In Samantha DeFlitch's terrific debut Pittsburgh is a liminal ghost world made a place of transformation and possibility by way of exile and loneliness. Only Pittsburgh can be more than Pittsburgh, as Jack Gilbert taught us. DeFlitch has taken the lesson to heart.


—David Rivard, author of Standoff

Throughout Confluence, DeFlitch reminds us of how we all try to make sense of and come to peace with things far out of our control. She teaches us how to appreciate the lessons that come with each season of recovery and transition, and how something as innocent as peeling an orange or watching a bird can hold the depth of epiphany. 


—Emily DeYoung, review in Sundress

There is something magical about the way Samantha DeFlitch has stitched the poems in Confluence together. The repetition of certain words—especially “old,” “dog,” and “woman”—throughout the book give the feeling of a series of ghazals pulled apart and then gently woven into the manuscript. As a result, poems call to each other in a way reminiscent of the couplets of a ghazal.

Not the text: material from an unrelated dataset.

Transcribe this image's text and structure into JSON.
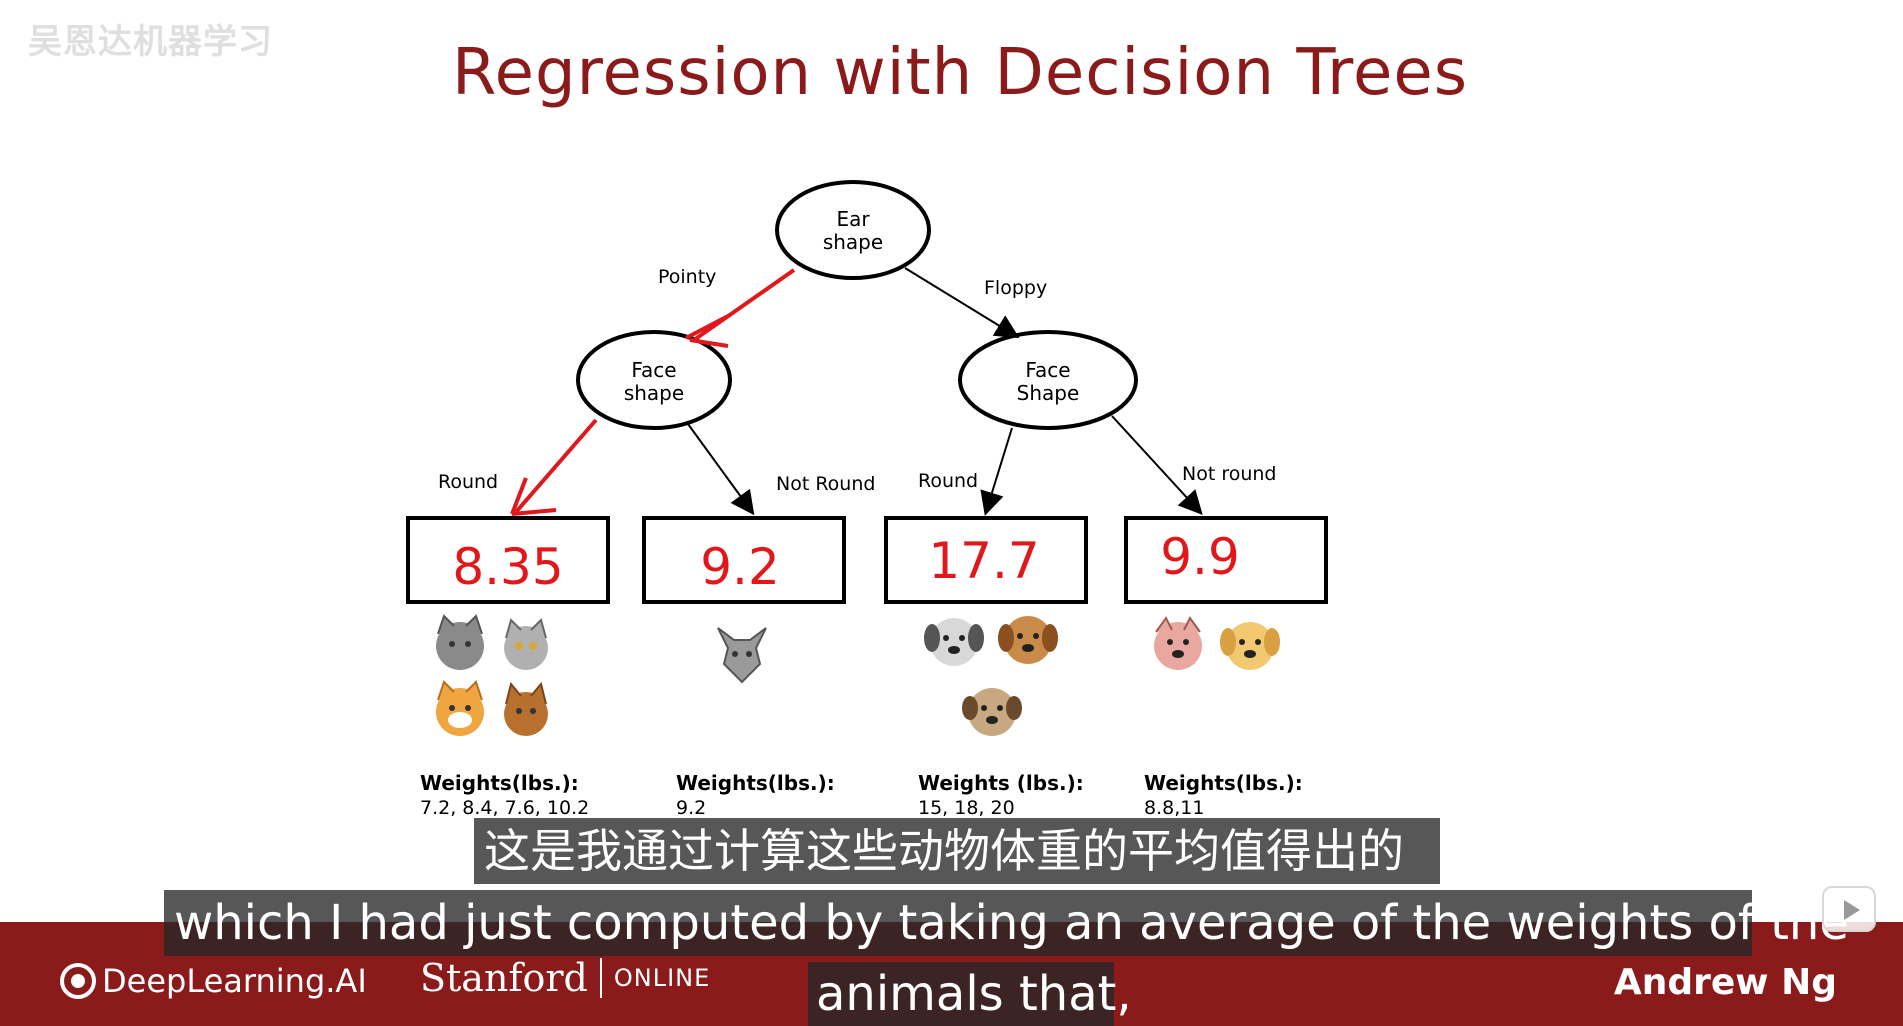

—Kathy Davis, review on website

At the most basic level, the title describes the confluence of rivers around Pittsburgh. But, of course, "confluence" is a perfect natural metaphor for all the things that come together to make up an imagination, a soul. This is typical of DeFlitch's genius (and I think I am going to stick with that word for this writer). She is able to find the powerful natural metaphors—or lately I've been thinking I should use the word "symbols" instead; it seems to carry something of the visceral quality that I don't hear in "metaphor."